Past Inglewood we passed a large olive grove. Between Inglewood and Goondiwindi was pretty well flat, open paddocks with scattered woodland; there was some cropping with spray irrigation but there was not enough of any particular activity to conclude that it dominated. The ground sloped gently downward between Inglewood and Goondiwindi. Inglewood was at an elevation of about 280 metres, with Goondiwindi at about 200 metres.
In Goondiwindi we stopped to buy lunch at a bakery we have used before, then we refuelled before heading out of Goondiwindi on the road to St George.

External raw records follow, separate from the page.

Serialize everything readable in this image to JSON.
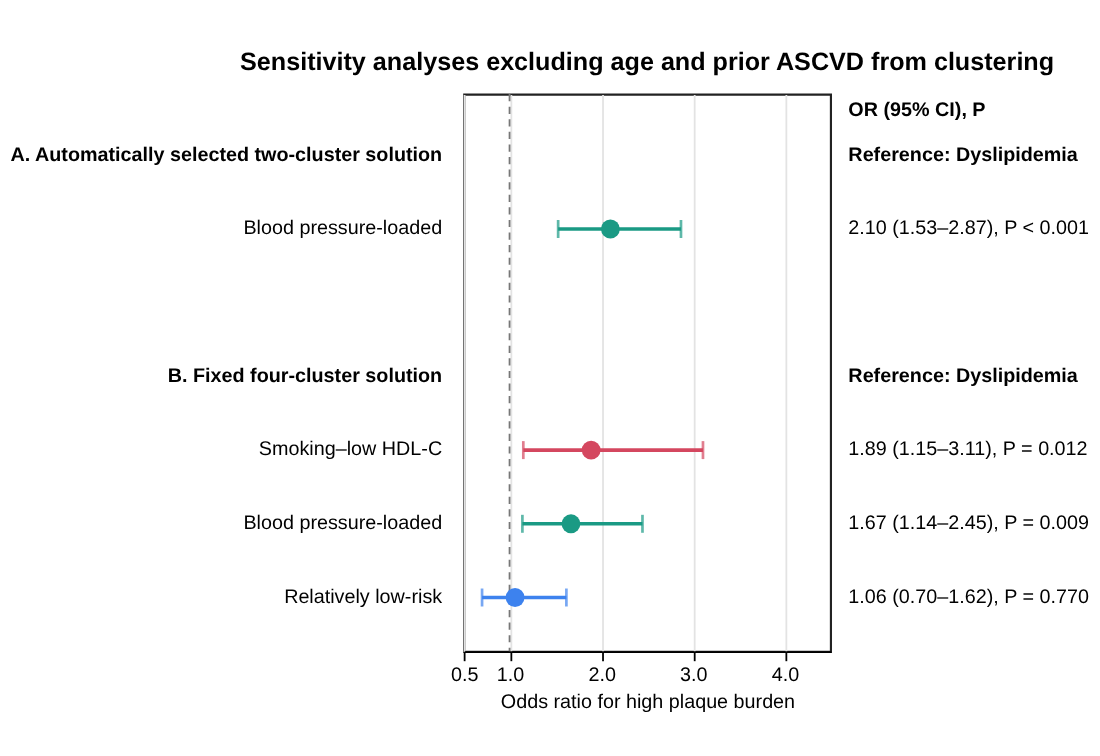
{
  "chart_data": {
    "type": "scatter",
    "orientation": "horizontal",
    "title": "Sensitivity analyses excluding age and prior ASCVD from clustering",
    "xlabel": "Odds ratio for high plaque burden",
    "categories": [
      "A. Automatically selected two-cluster solution",
      "Blood pressure-loaded",
      null,
      "B. Fixed four-cluster solution",
      "Smoking–low HDL-C",
      "Blood pressure-loaded",
      "Relatively low-risk"
    ],
    "values": [
      null,
      2.1,
      null,
      null,
      1.89,
      1.67,
      1.06
    ],
    "errors": [
      null,
      [
        1.53,
        2.87
      ],
      null,
      null,
      [
        1.15,
        3.11
      ],
      [
        1.14,
        2.45
      ],
      [
        0.7,
        1.62
      ]
    ],
    "colors": [
      null,
      "#1a9a84",
      null,
      null,
      "#d4475f",
      "#1a9a84",
      "#3d82ee"
    ],
    "value_labels": [
      "Reference: Dyslipidemia",
      "2.10 (1.53–2.87), P < 0.001",
      null,
      "Reference: Dyslipidemia",
      "1.89 (1.15–3.11), P = 0.012",
      "1.67 (1.14–2.45), P = 0.009",
      "1.06 (0.70–1.62), P = 0.770"
    ],
    "annotations": [
      "OR (95% CI), P"
    ],
    "xlim": [
      0.5,
      4.5
    ],
    "xticks": [
      0.5,
      {
        "value": 1,
        "label": "1.0"
      },
      {
        "value": 2,
        "label": "2.0"
      },
      {
        "value": 3,
        "label": "3.0"
      },
      {
        "value": 4,
        "label": "4.0"
      }
    ],
    "ref_lines": [
      {
        "axis": "x",
        "value": 1,
        "color": "#777777",
        "line_style": "dashed"
      }
    ],
    "grid": "x",
    "legend": false,
    "marker": "circle"
  }
}
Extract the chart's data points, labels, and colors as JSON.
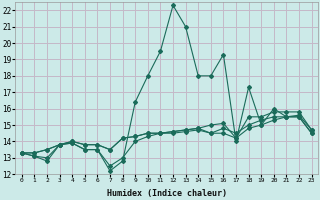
{
  "xlabel": "Humidex (Indice chaleur)",
  "background_color": "#cceae8",
  "grid_color": "#c4b8c8",
  "line_color": "#1a6b5a",
  "xlim": [
    -0.5,
    23.5
  ],
  "ylim": [
    12,
    22.5
  ],
  "xticks": [
    0,
    1,
    2,
    3,
    4,
    5,
    6,
    7,
    8,
    9,
    10,
    11,
    12,
    13,
    14,
    15,
    16,
    17,
    18,
    19,
    20,
    21,
    22,
    23
  ],
  "yticks": [
    12,
    13,
    14,
    15,
    16,
    17,
    18,
    19,
    20,
    21,
    22
  ],
  "series": [
    [
      13.3,
      13.1,
      12.8,
      13.8,
      13.9,
      13.5,
      13.5,
      12.2,
      12.8,
      16.4,
      18.0,
      19.5,
      22.3,
      21.0,
      18.0,
      18.0,
      19.3,
      14.0,
      17.3,
      15.0,
      16.0,
      15.5,
      15.5,
      14.5
    ],
    [
      13.3,
      13.3,
      13.5,
      13.8,
      14.0,
      13.8,
      13.8,
      13.5,
      14.2,
      14.3,
      14.5,
      14.5,
      14.6,
      14.7,
      14.8,
      15.0,
      15.1,
      14.2,
      15.5,
      15.5,
      15.8,
      15.8,
      15.8,
      14.7
    ],
    [
      13.3,
      13.3,
      13.5,
      13.8,
      14.0,
      13.8,
      13.8,
      13.5,
      14.2,
      14.3,
      14.5,
      14.5,
      14.6,
      14.7,
      14.8,
      14.5,
      14.8,
      14.5,
      15.0,
      15.3,
      15.5,
      15.5,
      15.6,
      14.7
    ],
    [
      13.3,
      13.1,
      13.0,
      13.8,
      13.9,
      13.5,
      13.5,
      12.5,
      13.0,
      14.0,
      14.3,
      14.5,
      14.5,
      14.6,
      14.7,
      14.5,
      14.5,
      14.2,
      14.8,
      15.0,
      15.3,
      15.5,
      15.5,
      14.5
    ]
  ],
  "marker": "D",
  "marker_size": 2.0,
  "linewidth": 0.8
}
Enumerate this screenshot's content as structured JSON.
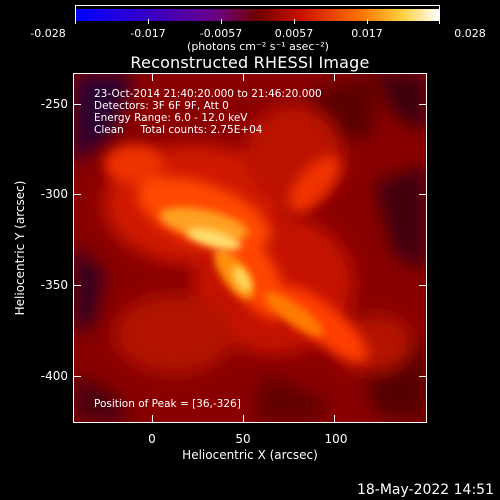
{
  "colorbar": {
    "ticks": [
      "-0.028",
      "-0.017",
      "-0.0057",
      "0.0057",
      "0.017",
      "0.028"
    ],
    "unit": "(photons cm⁻² s⁻¹ asec⁻²)"
  },
  "title": "Reconstructed RHESSI Image",
  "info": {
    "line1": "23-Oct-2014 21:40:20.000 to 21:46:20.000",
    "line2": "Detectors: 3F 6F 9F, Att 0",
    "line3": "Energy Range: 6.0 - 12.0 keV",
    "line4": "Clean     Total counts: 2.75E+04",
    "peak": "Position of Peak = [36,-326]"
  },
  "axes": {
    "xlabel": "Heliocentric X (arcsec)",
    "ylabel": "Heliocentric Y (arcsec)",
    "xticks": [
      "0",
      "50",
      "100"
    ],
    "yticks": [
      "-250",
      "-300",
      "-350",
      "-400"
    ]
  },
  "footer": "18-May-2022 14:51",
  "colors": {
    "background": "#000000",
    "colormap_low": "#0000ff",
    "colormap_mid": "#cc0000",
    "colormap_high": "#ffffff"
  }
}
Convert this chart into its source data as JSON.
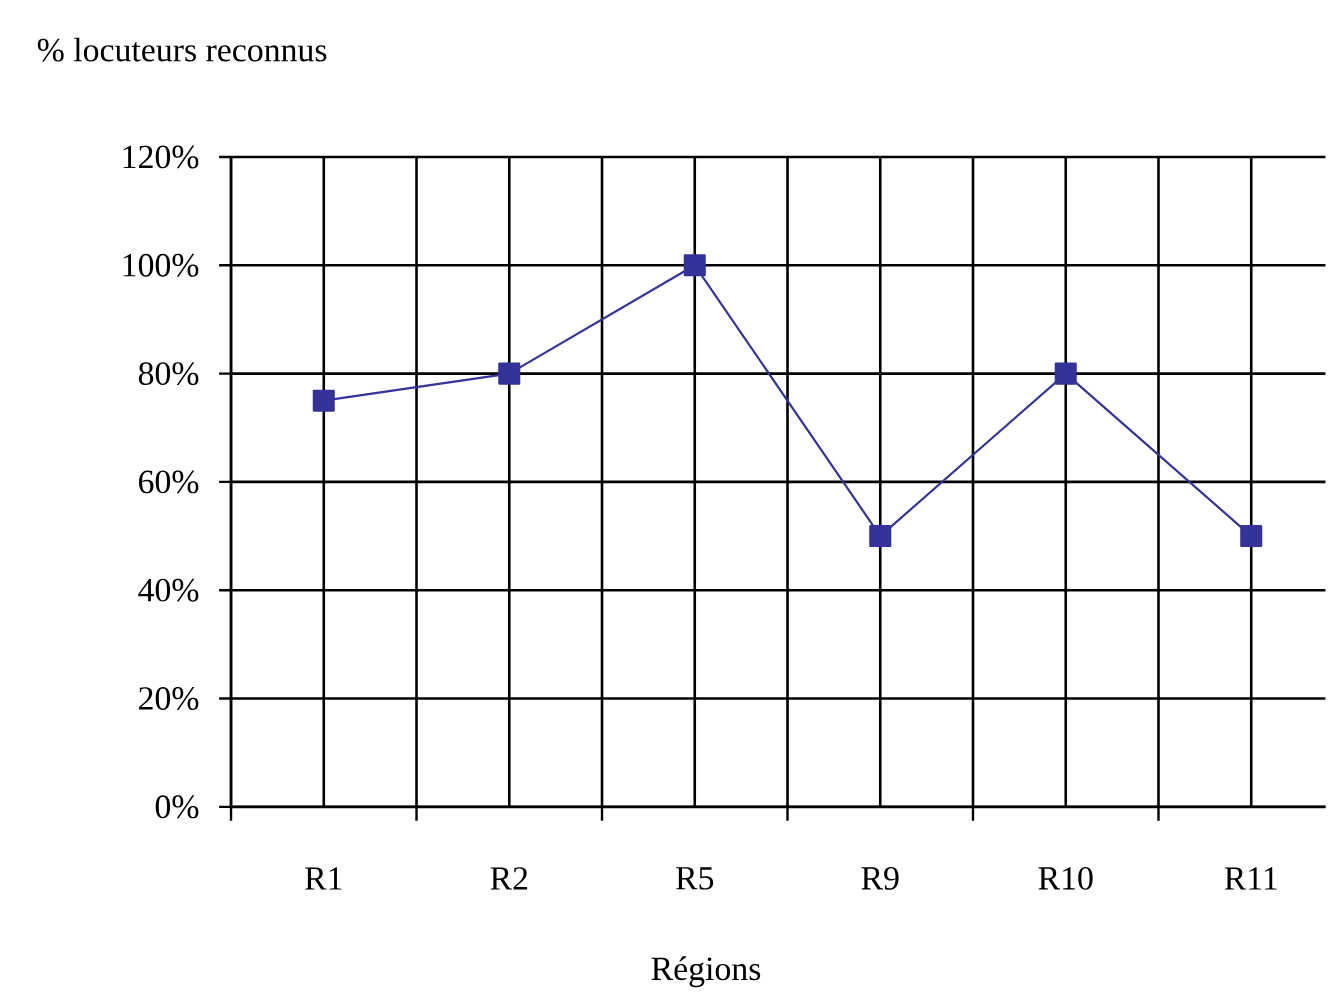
{
  "chart_data": {
    "type": "line",
    "ylabel": "% locuteurs reconnus",
    "xlabel": "Régions",
    "categories": [
      "R1",
      "R2",
      "R5",
      "R9",
      "R10",
      "R11"
    ],
    "values": [
      75,
      80,
      100,
      50,
      80,
      50
    ],
    "color": "#333399",
    "marker": "square",
    "line_style": "solid",
    "ylim": [
      0,
      120
    ],
    "yticks": [
      {
        "value": 0,
        "label": "0%"
      },
      {
        "value": 20,
        "label": "20%"
      },
      {
        "value": 40,
        "label": "40%"
      },
      {
        "value": 60,
        "label": "60%"
      },
      {
        "value": 80,
        "label": "80%"
      },
      {
        "value": 100,
        "label": "100%"
      },
      {
        "value": 120,
        "label": "120%"
      }
    ],
    "grid": true
  }
}
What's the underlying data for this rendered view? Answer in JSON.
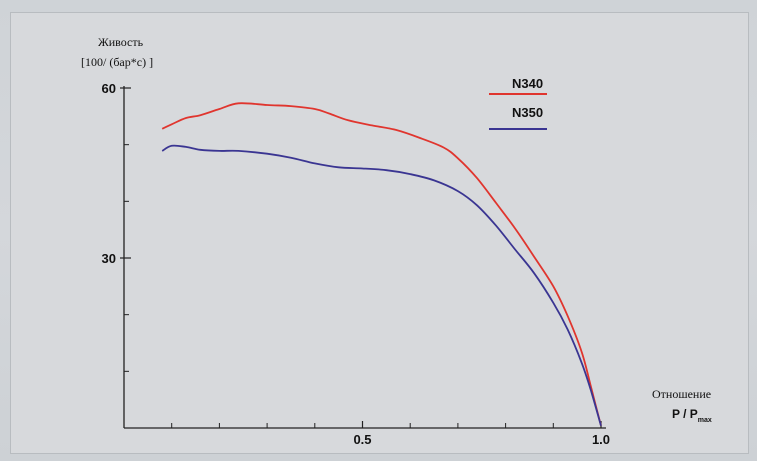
{
  "chart_data": {
    "type": "line",
    "ylabel_line1": "Живость",
    "ylabel_line2": "[100/ (бар*с) ]",
    "xlabel_line1": "Отношение",
    "xlabel_line2": "P / P",
    "xlabel_sub": "max",
    "xlim": [
      0.0,
      1.0
    ],
    "ylim": [
      0,
      60
    ],
    "x_ticks": [
      0.5,
      1.0
    ],
    "x_tick_labels": [
      "0.5",
      "1.0"
    ],
    "x_minor_ticks": [
      0.1,
      0.2,
      0.3,
      0.4,
      0.6,
      0.7,
      0.8,
      0.9
    ],
    "y_ticks": [
      30,
      60
    ],
    "y_tick_labels": [
      "30",
      "60"
    ],
    "y_minor_ticks": [
      10,
      20,
      40,
      50
    ],
    "grid": false,
    "legend_position": "top-right",
    "series": [
      {
        "name": "N340",
        "color": "#e0352e",
        "x": [
          0.08,
          0.1,
          0.13,
          0.16,
          0.2,
          0.24,
          0.3,
          0.35,
          0.4,
          0.43,
          0.47,
          0.52,
          0.57,
          0.62,
          0.67,
          0.7,
          0.74,
          0.78,
          0.82,
          0.86,
          0.9,
          0.93,
          0.96,
          0.98,
          1.0
        ],
        "y": [
          52.8,
          53.6,
          54.7,
          55.2,
          56.3,
          57.3,
          57.0,
          56.8,
          56.3,
          55.5,
          54.3,
          53.4,
          52.6,
          51.2,
          49.5,
          47.6,
          44.1,
          39.7,
          35.2,
          30.2,
          25.0,
          19.8,
          13.3,
          6.9,
          0.4
        ]
      },
      {
        "name": "N350",
        "color": "#3a3592",
        "x": [
          0.08,
          0.1,
          0.13,
          0.16,
          0.2,
          0.24,
          0.3,
          0.35,
          0.4,
          0.45,
          0.5,
          0.55,
          0.6,
          0.65,
          0.7,
          0.74,
          0.78,
          0.82,
          0.86,
          0.9,
          0.93,
          0.96,
          0.98,
          1.0
        ],
        "y": [
          48.9,
          49.8,
          49.6,
          49.1,
          48.9,
          48.9,
          48.4,
          47.7,
          46.7,
          46.0,
          45.8,
          45.5,
          44.8,
          43.7,
          41.8,
          39.3,
          35.7,
          31.5,
          27.3,
          22.1,
          17.4,
          11.4,
          6.3,
          0.4
        ]
      }
    ]
  }
}
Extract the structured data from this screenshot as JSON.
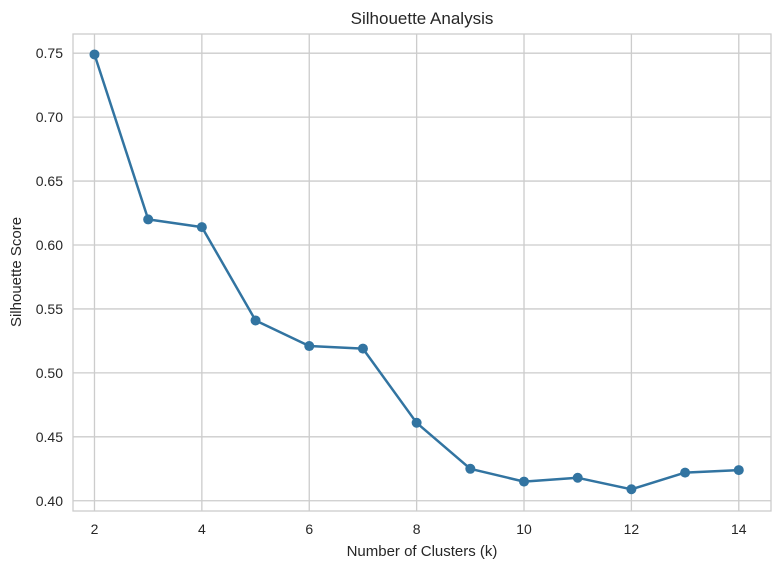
{
  "chart_data": {
    "type": "line",
    "title": "Silhouette Analysis",
    "xlabel": "Number of Clusters (k)",
    "ylabel": "Silhouette Score",
    "xlim": [
      1.6,
      14.6
    ],
    "ylim": [
      0.392,
      0.765
    ],
    "xticks": [
      2,
      4,
      6,
      8,
      10,
      12,
      14
    ],
    "yticks": [
      0.4,
      0.45,
      0.5,
      0.55,
      0.6,
      0.65,
      0.7,
      0.75
    ],
    "ytick_labels": [
      "0.40",
      "0.45",
      "0.50",
      "0.55",
      "0.60",
      "0.65",
      "0.70",
      "0.75"
    ],
    "grid": true,
    "markers": true,
    "series": [
      {
        "color": "#3274a1",
        "x": [
          2,
          3,
          4,
          5,
          6,
          7,
          8,
          9,
          10,
          11,
          12,
          13,
          14
        ],
        "y": [
          0.749,
          0.62,
          0.614,
          0.541,
          0.521,
          0.519,
          0.461,
          0.425,
          0.415,
          0.418,
          0.409,
          0.422,
          0.424
        ]
      }
    ]
  },
  "colors": {
    "series": "#3274a1",
    "grid": "#cccccc",
    "text": "#262626",
    "background": "#ffffff"
  }
}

West of Goondiwindi the ground was generally level with elevations about 180 to 190 metres. There were many cleared paddocks but no dominant crop although wheat was increasingly seen for a while as we moved west. Scraps of cotton on the edge of the road indicated that cotton bales had been trucked along this road, probably to gins in Goondiwindi, but we didn't see where the cotton trail originated.
|Pile of grain at the Talwood grain centre.
|Once we more than 100 kilometres from Goondiwindi, past the village and large grain silo at Talwood, the land became less open with far less clearing. The sequence of small villages along the road which had, presumably, once been centres of rural activity also ended.|
|Bonshaw to Nindegully - page 2|
There seemed to be something of a return to grazing but, despite some proud signage on properties asserting their commitment to specific cattle breeds (especially Angus), there were few cattle to be seen. According to the rural media much of inland Australia is suffering from a lack of rainfall and a drought is feared to be imminent; many graziers are selling cattle to reduce their stock numbers in case the worst happens. Despite reports of reduced rainfall we saw many water-courses full to overflowing with water. Not only were the creeks full but so were billabongs and waterholes visible from the road.
The road was mostly straight and nearly flat, the two lanes of bitumen were not quite wide enough to comfortably pass an oncoming semi-trailer or B-double but there was no need to go off the bitumen to do so. Traffic was very light in both directions. The road's bitumen surface was not really smooth and the vehicle tended to bounce quite a bit. Different sections of road had different comfortable speeds which could be 80, 85, 90 or 95 kilometres an hour. Eventually I gave up trying to match our speed with the road's comfort limit and settled on 85 kph.
Approaching our destination at Nindigully we passed a stock trailer on its side on the side of th road. This was one of the full-size, double-deck trailers fitted in road trains and there it was on its side beside the bitumen with passers-by able to see all the wheels, axles and underside. Superficially, it appeared undamaged. How this could have happened on a straight, flat section of road was a mystery.
Near the junction of the St George-Goondiwindi Road and the St George-Murindi Road is the Nindigully Pub where we stayed the night, taking advantage of the free-camping they advertise.